According to Kasperowicz, one key way to define the roast type is by its color. “If you see a coffee bean that’s anything close to tan, that’s definitely a light roast. If you see a coffee that verges on blackened, that’s a dark roast, and there are many degrees of a medium roast in between, often in the eye of the beholder,” he says. Since the color scale can often be subjective, Kasperowicz says it’s important to share a key benchmark so customers can determine what a roast level really means based on a specific roaster’s perspective. “One of the most important things I do when evaluating coffee at Trade is to assign coffee roast levels on the scale of all the coffees on our website; you’d be surprised how often what one roaster would call a roast dark while another would call it medium,” he says.

“If you see a coffee bean that’s anything close to tan, that’s definitely a light roast.

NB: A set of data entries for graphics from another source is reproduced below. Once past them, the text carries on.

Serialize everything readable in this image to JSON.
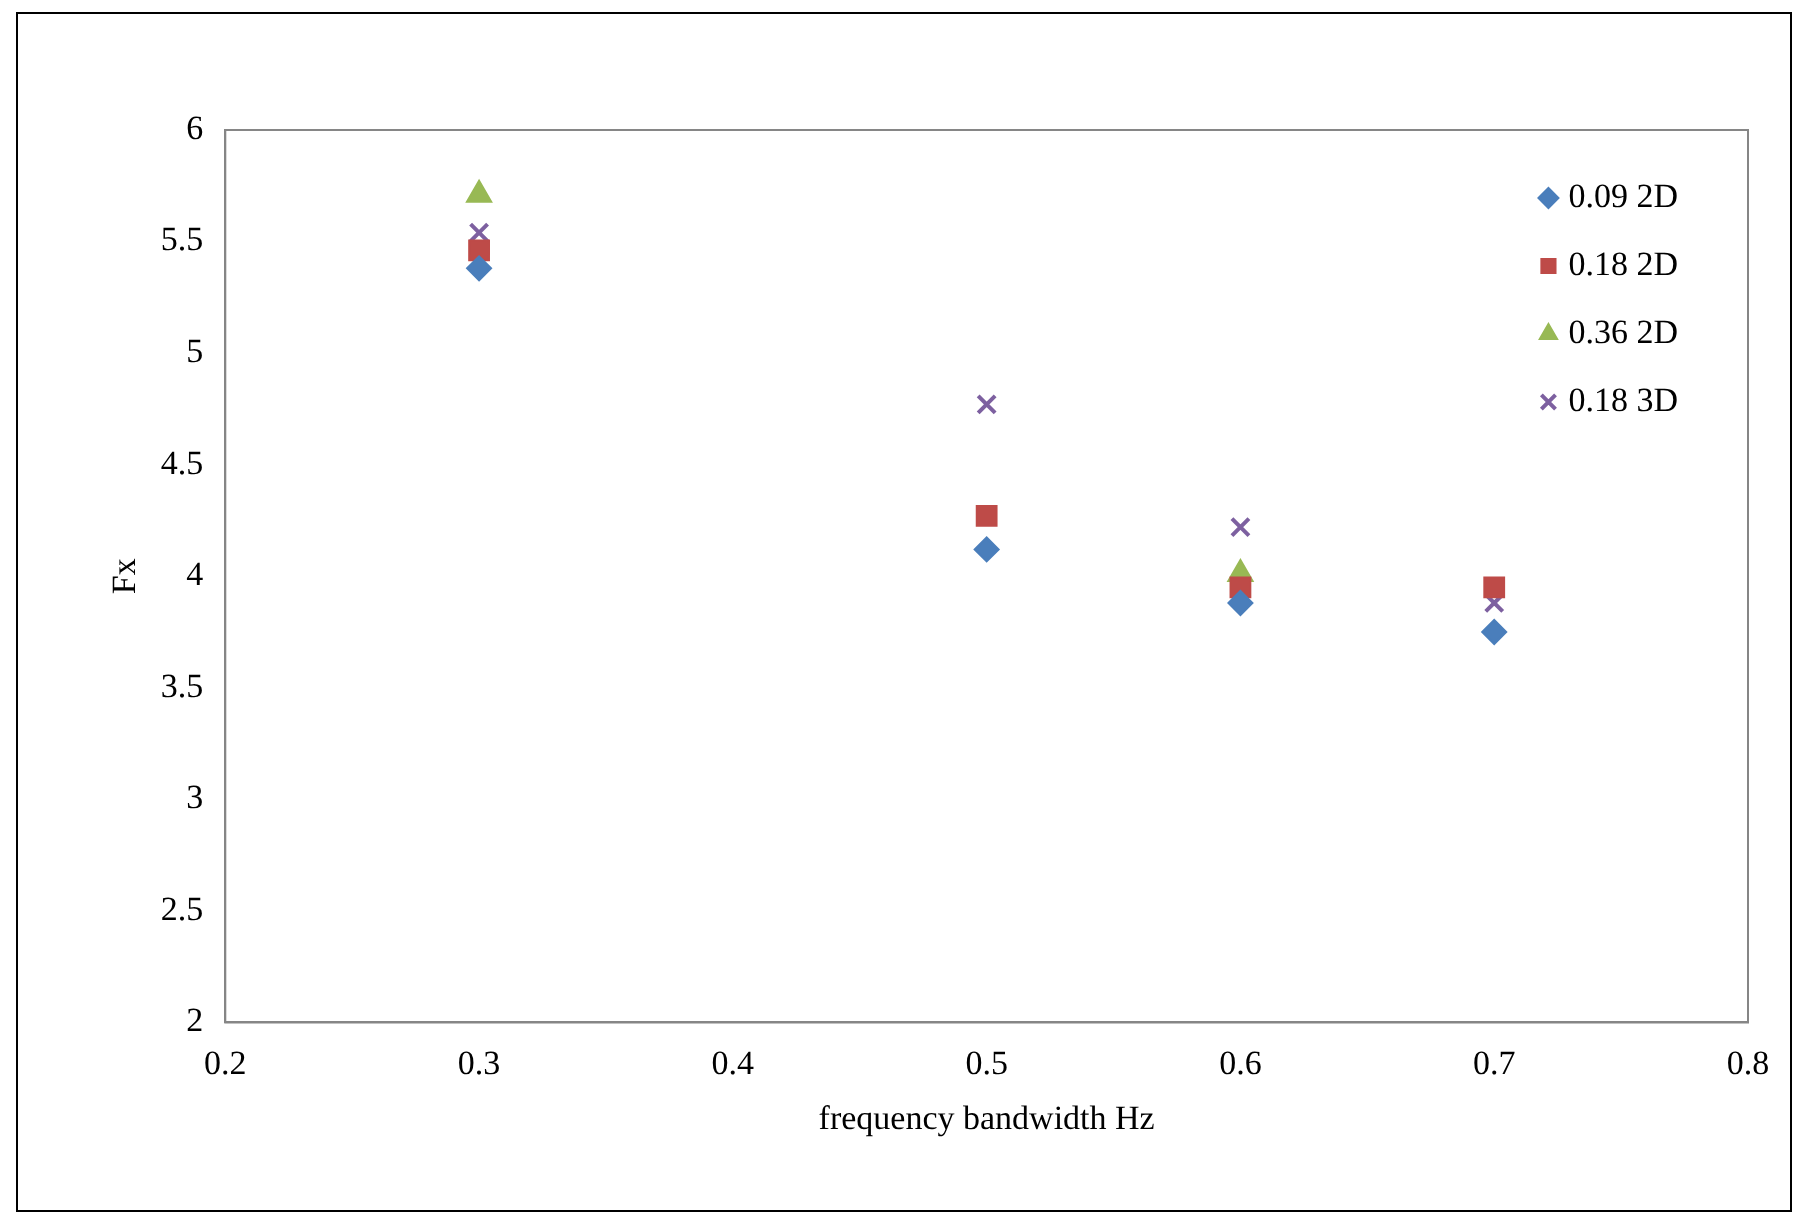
{
  "chart_data": {
    "type": "scatter",
    "xlabel": "frequency bandwidth Hz",
    "ylabel": "Fx",
    "x": [
      0.3,
      0.5,
      0.6,
      0.7
    ],
    "series": [
      {
        "name": "0.09 2D",
        "color": "#4a7ebb",
        "marker": "diamond",
        "values": [
          5.38,
          4.12,
          3.88,
          3.75
        ]
      },
      {
        "name": "0.18 2D",
        "color": "#be4b48",
        "marker": "square",
        "values": [
          5.46,
          4.27,
          3.95,
          3.95
        ]
      },
      {
        "name": "0.36 2D",
        "color": "#98b954",
        "marker": "triangle",
        "values": [
          5.71,
          null,
          4.01,
          null
        ]
      },
      {
        "name": "0.18 3D",
        "color": "#7d60a0",
        "marker": "cross",
        "values": [
          5.54,
          4.77,
          4.22,
          3.88
        ]
      }
    ],
    "xlim": [
      0.2,
      0.8
    ],
    "xticks": [
      0.2,
      0.3,
      0.4,
      0.5,
      0.6,
      0.7,
      0.8
    ],
    "ylim": [
      2,
      6
    ],
    "yticks": [
      2,
      2.5,
      3,
      3.5,
      4,
      4.5,
      5,
      5.5,
      6
    ],
    "grid": false,
    "legend": "top right"
  }
}
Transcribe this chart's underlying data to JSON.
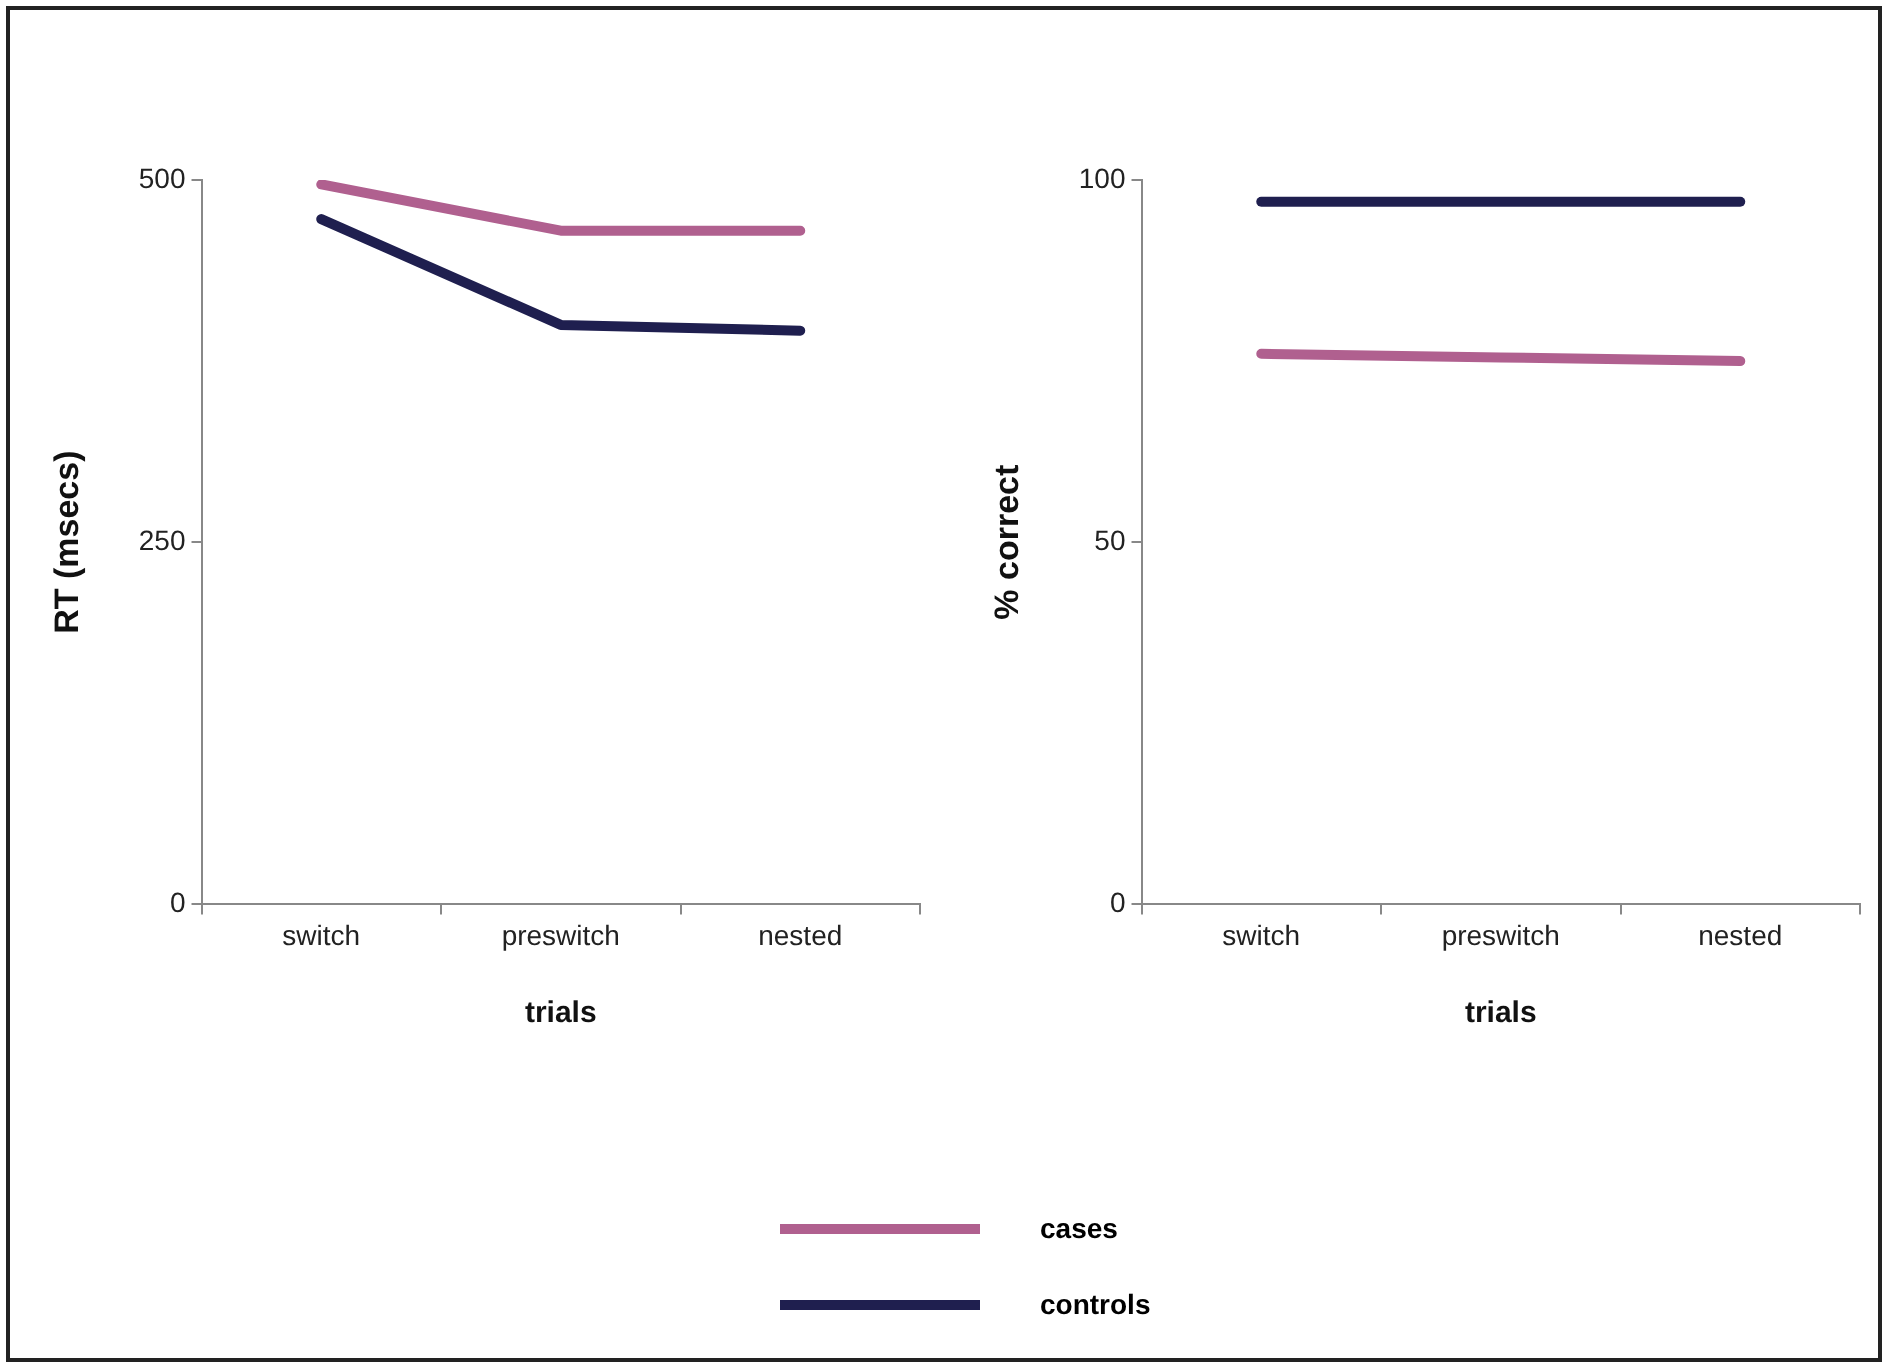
{
  "chart_data": [
    {
      "type": "line",
      "categories": [
        "switch",
        "preswitch",
        "nested"
      ],
      "xlabel": "trials",
      "ylabel": "RT (msecs)",
      "ylim": [
        0,
        500
      ],
      "yticks": [
        0,
        250,
        500
      ],
      "grid": false,
      "legend": "bottom",
      "marker": "none",
      "line_style": "solid",
      "series": [
        {
          "name": "cases",
          "color": "#b0608f",
          "values": [
            497,
            465,
            465
          ]
        },
        {
          "name": "controls",
          "color": "#1f1f4f",
          "values": [
            473,
            400,
            396
          ]
        }
      ]
    },
    {
      "type": "line",
      "categories": [
        "switch",
        "preswitch",
        "nested"
      ],
      "xlabel": "trials",
      "ylabel": "% correct",
      "ylim": [
        0,
        100
      ],
      "yticks": [
        0,
        50,
        100
      ],
      "grid": false,
      "marker": "none",
      "line_style": "solid",
      "series": [
        {
          "color": "#b0608f",
          "values": [
            76,
            75.5,
            75
          ]
        },
        {
          "color": "#1f1f4f",
          "values": [
            97,
            97,
            97
          ]
        }
      ]
    }
  ]
}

If you see a coffee that verges on blackened, that’s a dark roast, and there are many degrees of a medium roast in between, often in the eye of the beholder.”

How different roast levels affect how coffee tastes

There are many factors that play into how coffee will taste depending on the roast level—but there are some general rules of thumb to help predict the final outcome. “The roast level is actually pretty intuitive if you look at the beans. Lighter roasts are often more delicate. Medium roasts start bringing on those caramel flavors, which makes sense, as caramelization and Maillard reactions—just like in any other kind of cooking—are actually what’s happening,” Kasperowicz says.

This also means that the darker the roast, the stronger the flavor. “Dark roasts can taste kind of charred and smoky because fibers in the coffee are actually getting charred. If you like those charred flavors, and many people do, dark roasts are for you,” Kasperowicz says. On the flip side, the lighter the coffee bean, the more acidic it’ll be since it’s been roasted for the shortest amount of time. Meanwhile, medium roasts will like taste more chocolatey—which is Kasperowicz’s recommended first choice if you’re looking for a place to start your coffee-loving journey.

The lighter the coffee bean, the more acidic it’ll be since it’s been roasted for the shortest amount of time.

“If you don’t know where to start, medium roasts are probably the place to go. They’re, in many cases, less acidic than a similar coffee roasted light, but they don’t have the charred bitterness you’d find in a dark roast,” Kasperowicz says. “They’re also probably the most versatile in terms of how easy it is to brew them—whether you’re using a drip machine, cold brew, or espresso,” he says. That said, regardless of the brewing method, Kasperowicz notes that the roast will have the biggest impact on the final result, contrary to popular belief.

“I do personally think, however, that the kind of coffee you enjoy is more important than the brew method you’re using. I’ve had some incredible light roast espressos, for example, and if you really want dark, smoky flavors, you’ll probably want to stick with dark roast whether you’re brewing a pour-over or a French press,” Kasperowicz says. For context, espressos are traditionally made with medium or dark roasts. Meanwhile, light roasts are typically brewed for pour-overs. (Although a French press can be paired with any of the three types of roasts, depending on who you ask.)